Buildings are limited based on the amount of food Corun’s force has access to, with each farm usually adding capacity for four new buildings at a default level. Each building can be upgraded with things like armour plating, archery turrets or to enhance the units spawned there, and these upgrades don’t count towards the building limit, so where food is scarce, upgrades become necessary. All buildings and upgrades cost gold, which must be fined from locations usually found along the patrol routes.
The objective of many (but by no means all) missions is to destroy one or several enemy bases, with a few variations on the theme. The enemy (or enemies) will almost always have a plan of their own, which can often include quite a direct aggressive strategy towards the player, or on some occasions it might be more focussed on other areas of the map. Later in the game, the player will usually have enemies approaching from several streams at once, with a need to both defend their base and take out the enemy bases.
Played cooperatively, Lornsword is a lot easier, such is the need for Corun (if on his own) to cover a lot of ground when the battle shifts from one area (perhaps leading an attack) to another (when a gold mine on the opposite side of the map needs defending.) Corun can’t be in two places at once and although he can sprint, doing so uses up the same stamina bar that he uses to summon elementals.
A second player addresses this problem by obviously enabling the two players to work separately, but little else changes in terms of balance. This can mean that some levels feel punishing when played solo, whilst others can be too easy in cooperative mode. One interesting (or frustrating, depending on how you look at it) restriction is that resources are no more or less plentiful in either mode, leading to the players having to share troops and the crystals that restore stamina.

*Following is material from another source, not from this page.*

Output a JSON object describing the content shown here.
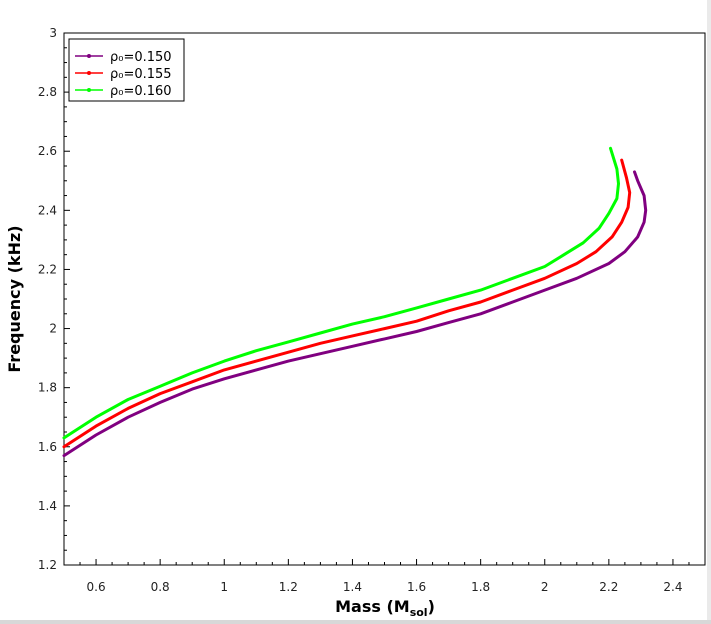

Lornsword is an interesting and fairly lengthy diversion from more mainstream games. Although it initially jarrs a bit because of how it looks and how oddly it plays, those feelings of strangeness soon give way to a very gamey feeling. There’s something a bit 80’s about how Corun runs around building towers, then slashing foes, then summoning things in a top down view. It’s almost like a smarter, pumped up marriage between Gauntlet and Rampart given a slight lick of paint. There’s certainly fun to be had here, just don’t enter into it expecting a AAA experience.